Werner Schlegel in seinem neuen Atelier. - © FOTO: REINHARD ROHLF
Werner Schlegel in seinem neuen Atelier. | © FOTO: REINHARD ROHLF

Neue Arbeiten des Bildhauers Werner Schlegel

Der Kerber Verlag stellt Neuheiten in einem Kunstbuch vor

VON STEFAN BRAMS

Bielefeld. Der Bildhauer und Zeichner Werner Schlegel ist gefragt. Drei Ausstellungen sind in diesem Jahr in Iserlohn, Warburg und Emsdetten geplant. Weitere drei stehen für 2013 fest – in Bremen, Herne und Wadersloh-Liesborn. Begleitend zu den Ausstellungen hat der Bielefelder Kerber Verlag ein Buch aufgelegt, das neue Arbeiten des in Niederntudorf bei Paderborn beheimateten Künstlers in Bild und Textbeiträgen vorstellt. Mit dem neuen Buch wird eine Publikation aus dem Jahr 2005 fortgeschrieben, in dem Schlegels bisherige Werke dokumentiert worden waren.

Schlegel, Träger des Kunstpreises Paderborn, formt mit Kettensäge, Beitel und Eisen aus großen Holzklötzen seine Skulpturen, aber auch wenn er zeichnet, setzt er auf Holz – zum Beispiel auf Pappelholzscheiben. Die "Interaktion von Skulptur und Zeichnung" im Werk Schlegels macht Autorin Andrea Brockmann zum Thema ihres einleitenden Beitrags: "Schlegel simuliert nicht, ahmt auch nicht nach, sondern arbeitet mit einem lebenden Organismus, bezieht dessen natürliche Prozesse in sein Werk ein und verwandelt die Eigenästhetik des gewachsenen Holzes in autonome Kunstformen."

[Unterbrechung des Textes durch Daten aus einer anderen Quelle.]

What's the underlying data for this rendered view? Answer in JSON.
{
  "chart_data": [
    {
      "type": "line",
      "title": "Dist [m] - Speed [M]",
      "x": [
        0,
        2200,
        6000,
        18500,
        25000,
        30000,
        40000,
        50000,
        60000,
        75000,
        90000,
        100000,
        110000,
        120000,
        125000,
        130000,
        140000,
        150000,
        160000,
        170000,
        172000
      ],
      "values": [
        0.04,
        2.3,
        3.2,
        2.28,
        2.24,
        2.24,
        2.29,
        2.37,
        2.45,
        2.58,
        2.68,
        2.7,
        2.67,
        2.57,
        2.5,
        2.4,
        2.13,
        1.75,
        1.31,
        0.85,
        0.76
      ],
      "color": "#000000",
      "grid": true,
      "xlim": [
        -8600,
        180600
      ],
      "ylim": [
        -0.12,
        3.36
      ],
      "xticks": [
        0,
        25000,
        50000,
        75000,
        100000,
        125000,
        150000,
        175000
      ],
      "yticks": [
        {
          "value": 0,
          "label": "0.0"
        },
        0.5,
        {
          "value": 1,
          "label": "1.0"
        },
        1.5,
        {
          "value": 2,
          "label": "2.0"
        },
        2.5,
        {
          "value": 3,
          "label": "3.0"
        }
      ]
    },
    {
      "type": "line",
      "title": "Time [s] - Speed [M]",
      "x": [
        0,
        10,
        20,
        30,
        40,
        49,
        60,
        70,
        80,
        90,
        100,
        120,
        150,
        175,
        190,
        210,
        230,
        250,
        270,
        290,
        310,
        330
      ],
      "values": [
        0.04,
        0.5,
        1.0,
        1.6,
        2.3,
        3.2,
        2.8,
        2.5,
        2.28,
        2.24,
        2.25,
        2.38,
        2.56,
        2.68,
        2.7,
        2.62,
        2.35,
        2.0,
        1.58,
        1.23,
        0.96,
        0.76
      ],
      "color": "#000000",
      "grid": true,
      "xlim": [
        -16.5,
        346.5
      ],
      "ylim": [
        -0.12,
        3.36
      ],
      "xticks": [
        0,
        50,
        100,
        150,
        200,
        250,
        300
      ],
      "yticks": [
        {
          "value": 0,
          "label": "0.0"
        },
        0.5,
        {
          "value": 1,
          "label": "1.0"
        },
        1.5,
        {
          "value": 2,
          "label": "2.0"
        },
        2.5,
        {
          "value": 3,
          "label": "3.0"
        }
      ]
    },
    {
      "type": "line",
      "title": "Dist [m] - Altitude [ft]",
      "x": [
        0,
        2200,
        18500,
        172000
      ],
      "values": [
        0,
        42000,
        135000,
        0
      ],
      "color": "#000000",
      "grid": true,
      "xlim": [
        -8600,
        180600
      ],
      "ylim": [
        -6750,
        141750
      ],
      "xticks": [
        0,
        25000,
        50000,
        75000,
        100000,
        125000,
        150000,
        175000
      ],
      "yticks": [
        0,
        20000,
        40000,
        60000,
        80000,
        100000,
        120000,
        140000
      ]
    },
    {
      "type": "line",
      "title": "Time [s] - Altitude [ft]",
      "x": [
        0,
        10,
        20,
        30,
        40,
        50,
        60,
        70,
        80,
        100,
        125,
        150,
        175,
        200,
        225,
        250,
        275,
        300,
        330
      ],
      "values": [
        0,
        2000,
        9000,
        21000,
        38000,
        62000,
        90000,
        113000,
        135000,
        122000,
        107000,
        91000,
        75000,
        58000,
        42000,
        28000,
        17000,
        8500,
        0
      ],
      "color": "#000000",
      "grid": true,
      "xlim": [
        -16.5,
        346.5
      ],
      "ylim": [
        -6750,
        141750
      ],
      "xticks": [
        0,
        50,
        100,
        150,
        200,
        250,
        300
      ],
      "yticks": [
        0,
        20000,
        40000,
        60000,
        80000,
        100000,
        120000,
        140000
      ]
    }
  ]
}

Der Band macht aufs Trefflichste diesen Prozess deutlich, zeigt wie schlichte Holzklötze von dem 58-Jährigen in "Baum-Bilder" verwandelt werden. Deutlich wird auch wie seine derzeit bevorzugten Farben – Weiß und Schwarz – den Skulpturen zusätzlich Ausdruck verleihen. Aber auch Schlegels Zeichnungen auf Papier faszinieren. "Block, Stapel, Stele und Feld tauchen als Motive und Zitate, übersetzt ins kleine Format, in den Zeichnungen auf Papier wieder auf", betont Brockmann, die in ihrem sehr lesenswerten Beitrag eine strukturelle Verbindung zwischen Schlegels Skulpturen und Zeichnungen ausmacht, die "eine Ganzheit bilden" obwohl sie autonome Kunstwerke sind.

"Angebot zur Meditation"

Für Veronika Wiegartz macht Schlegel dem Betrachter mit seiner Kunst "ein Angebot zur Meditation". Gisela Burkamp, ehemalige künstlerische Leiterin des Kunstvereins Oerlinghausen, analysiert versiert die Beziehungen zwischen "Skulptur, Zeichnungen und Licht" bei Schlegel und Hermann Ühlein setzt sich mit Schlegels zum Teil mehr als zwei Meter großen "Raum-Körpern" auseinander, die für ihn wie Male, Totems oder stumme Wächter wirken.

Information
Werner Schlegel; Neue Arbeiten. 98 S., Kerber Verlag, Bielefeld 2012, 33,50 Euro.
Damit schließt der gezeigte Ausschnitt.